Second guessing coaches and managers is common in the Twitter world but this rip job is unique.

Last week, a Tweeter wasn’t happy with a St. Xavier University baseball loss and wrote: “Poor coaching decision cost the cougs in a 5-4 loss game 1. Gotta go get em game 2 @gosxucougars.’’

The kicker? The man who wrote the tweet was SXU coach Rocco Mossuto.

He was ripping himself.

Ratings of the weak

The National Women’s Soccer League was thrilled with its TV deal with the Lifetime Network for a Game of the Week all season.

But the Awful Announcing website is reporting awful ratings for the first Game of the Week on April 15. 

The Portland Thorns and Orlando Pride played in the debut game and an estimated 82,000 watched the match.

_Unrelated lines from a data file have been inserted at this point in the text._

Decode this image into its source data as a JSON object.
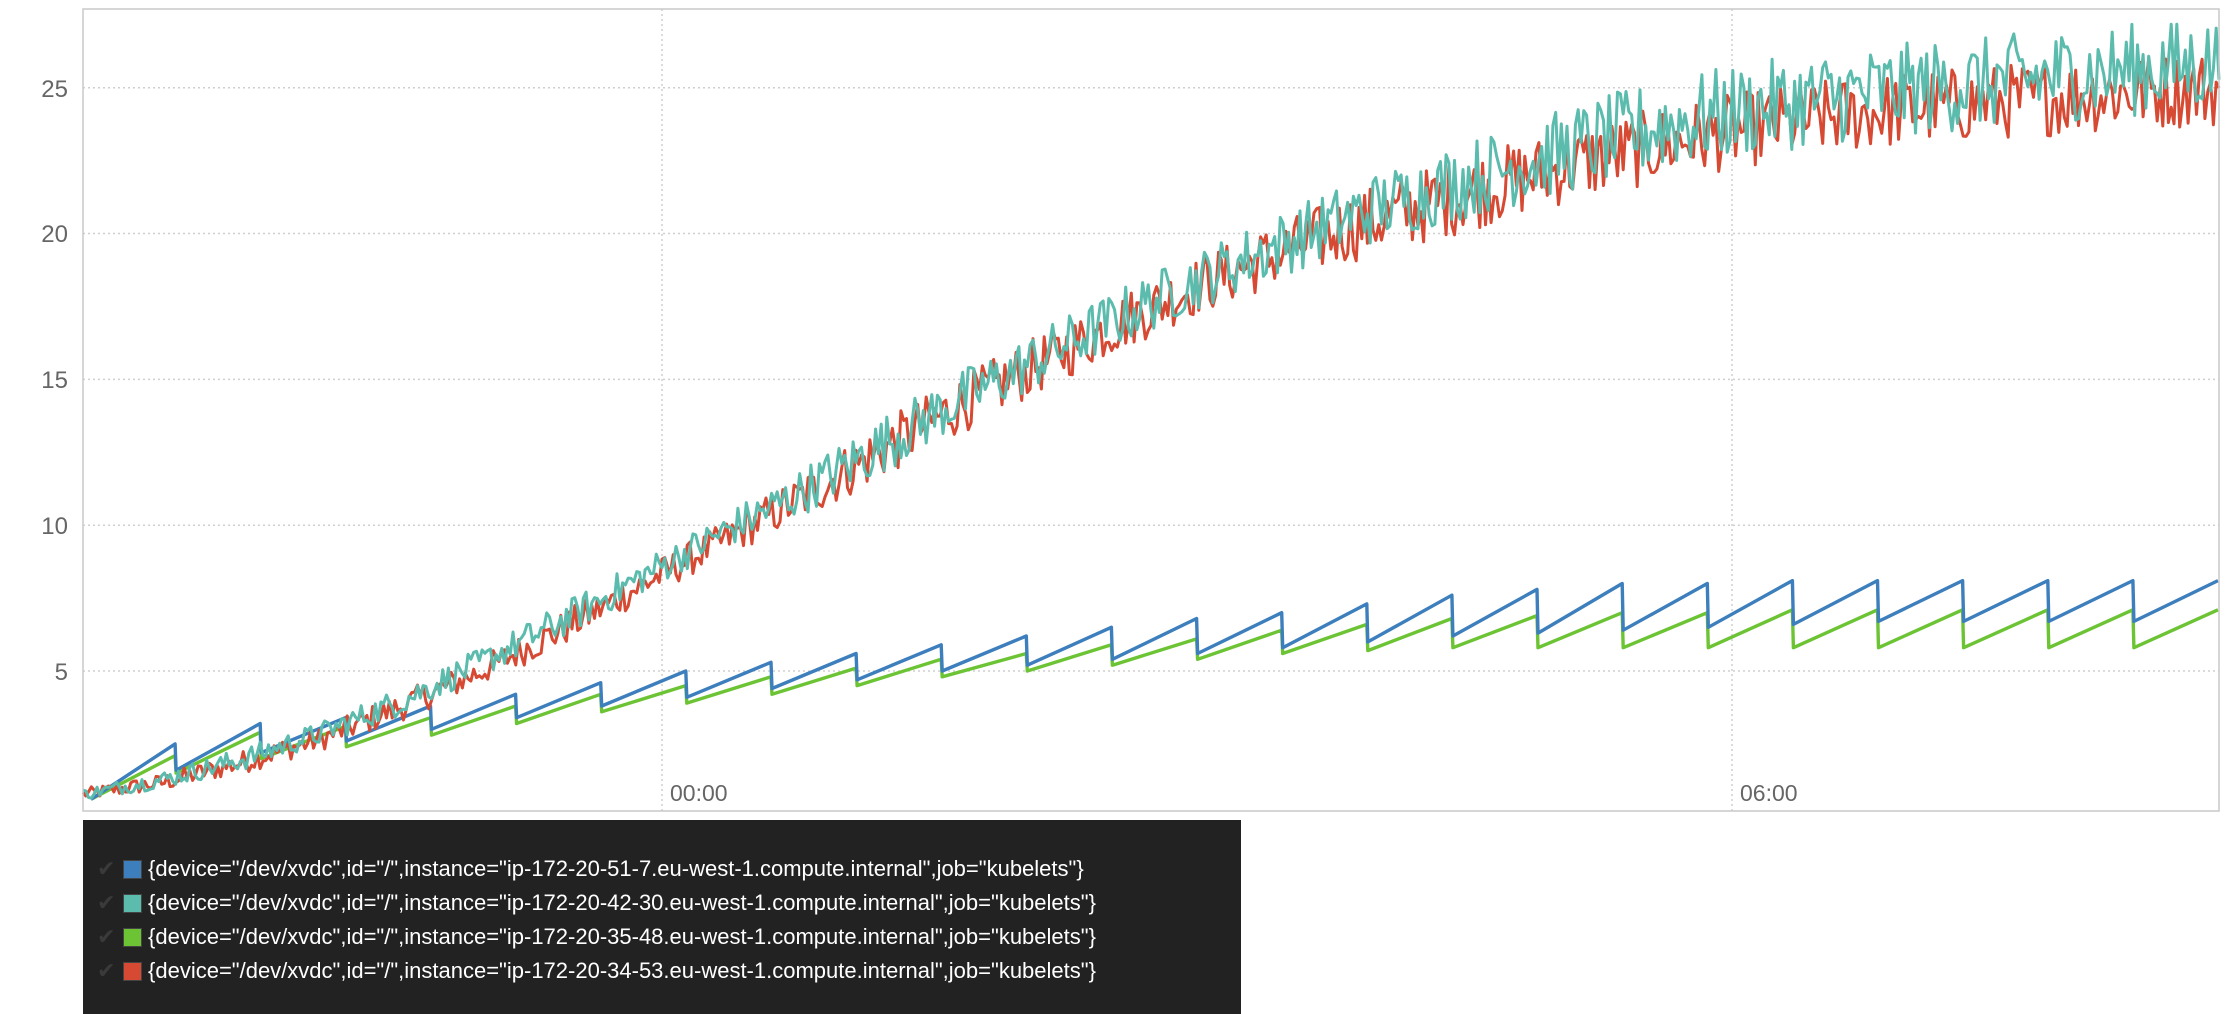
{
  "chart_data": {
    "type": "line",
    "x_ticks": [
      "00:00",
      "06:00"
    ],
    "y_ticks": [
      "5",
      "10",
      "15",
      "20",
      "25"
    ],
    "ylim": [
      0.2,
      27.7
    ],
    "grid": true,
    "legend_position": "bottom",
    "series": [
      {
        "name": "{device=\"/dev/xvdc\",id=\"/\",instance=\"ip-172-20-51-7.eu-west-1.compute.internal\",job=\"kubelets\"}",
        "color": "#3d7fbd",
        "shape": "sawtooth",
        "trough": [
          0.6,
          1.6,
          2.2,
          2.6,
          3.0,
          3.4,
          3.8,
          4.1,
          4.4,
          4.7,
          5.0,
          5.2,
          5.4,
          5.6,
          5.8,
          6.0,
          6.2,
          6.3,
          6.4,
          6.5,
          6.6,
          6.7,
          6.7,
          6.7,
          6.7
        ],
        "peak": [
          2.5,
          3.2,
          3.4,
          3.8,
          4.2,
          4.6,
          5.0,
          5.3,
          5.6,
          5.9,
          6.2,
          6.5,
          6.8,
          7.0,
          7.3,
          7.6,
          7.8,
          8.0,
          8.0,
          8.1,
          8.1,
          8.1,
          8.1,
          8.1,
          8.1
        ]
      },
      {
        "name": "{device=\"/dev/xvdc\",id=\"/\",instance=\"ip-172-20-42-30.eu-west-1.compute.internal\",job=\"kubelets\"}",
        "color": "#5bbcae",
        "shape": "noisy",
        "trend": [
          0.8,
          1.3,
          2.0,
          2.9,
          4.0,
          5.3,
          6.7,
          8.2,
          9.7,
          11.1,
          12.7,
          14.3,
          15.7,
          17.1,
          18.4,
          19.6,
          20.7,
          21.6,
          22.4,
          23.2,
          23.9,
          24.4,
          24.8,
          25.1,
          25.3,
          25.6,
          25.8,
          26.0
        ],
        "noise": [
          0.2,
          0.3,
          0.4,
          0.4,
          0.5,
          0.5,
          0.6,
          0.6,
          0.6,
          0.8,
          1.0,
          1.0,
          1.0,
          1.0,
          1.0,
          1.1,
          1.2,
          1.3,
          1.4,
          1.5,
          1.6,
          1.6,
          1.6,
          1.6,
          1.6,
          1.6,
          1.6,
          1.6
        ]
      },
      {
        "name": "{device=\"/dev/xvdc\",id=\"/\",instance=\"ip-172-20-35-48.eu-west-1.compute.internal\",job=\"kubelets\"}",
        "color": "#6cc435",
        "shape": "sawtooth",
        "trough": [
          0.6,
          1.5,
          2.0,
          2.4,
          2.8,
          3.2,
          3.6,
          3.9,
          4.2,
          4.5,
          4.8,
          5.0,
          5.2,
          5.4,
          5.6,
          5.7,
          5.8,
          5.8,
          5.8,
          5.8,
          5.8,
          5.8,
          5.8,
          5.8,
          5.8
        ],
        "peak": [
          2.1,
          2.9,
          3.1,
          3.4,
          3.8,
          4.2,
          4.5,
          4.8,
          5.1,
          5.4,
          5.6,
          5.9,
          6.1,
          6.4,
          6.6,
          6.8,
          6.9,
          7.0,
          7.0,
          7.1,
          7.1,
          7.1,
          7.1,
          7.1,
          7.1
        ]
      },
      {
        "name": "{device=\"/dev/xvdc\",id=\"/\",instance=\"ip-172-20-34-53.eu-west-1.compute.internal\",job=\"kubelets\"}",
        "color": "#d64a34",
        "shape": "noisy",
        "trend": [
          0.8,
          1.2,
          1.9,
          2.7,
          3.8,
          5.0,
          6.4,
          7.9,
          9.4,
          10.9,
          12.5,
          14.1,
          15.5,
          16.9,
          18.2,
          19.3,
          20.3,
          21.1,
          21.9,
          22.6,
          23.2,
          23.7,
          24.1,
          24.4,
          24.6,
          24.8,
          25.0,
          25.1
        ],
        "noise": [
          0.2,
          0.3,
          0.4,
          0.4,
          0.5,
          0.5,
          0.6,
          0.6,
          0.6,
          0.8,
          1.0,
          1.0,
          1.0,
          1.0,
          1.0,
          1.1,
          1.2,
          1.3,
          1.3,
          1.3,
          1.3,
          1.3,
          1.3,
          1.3,
          1.3,
          1.3,
          1.3,
          1.3
        ]
      }
    ]
  }
}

Interestingly, the pregame show drew 131,000 viewers. What could be more captivating about a pregame show than the match itself?

Nothing.

The theory is that the showing of a dusty old movie, “Two Weeks Notice” starring Hugh Grant and Sandra Bullock may have helped. This 2002 movie drew 237,000 and some continued to watch the pregame show for a while before they realized Grant and Bullock were not coming back on the screen.

Even worse news for the league – the Game of the Week picked up less viewers than the 118,000 folks who watched Skip Bayless on ‘The Undisputed” the day before on FS1, and he has been a laughingstock in the ratings game since bolting ESPN.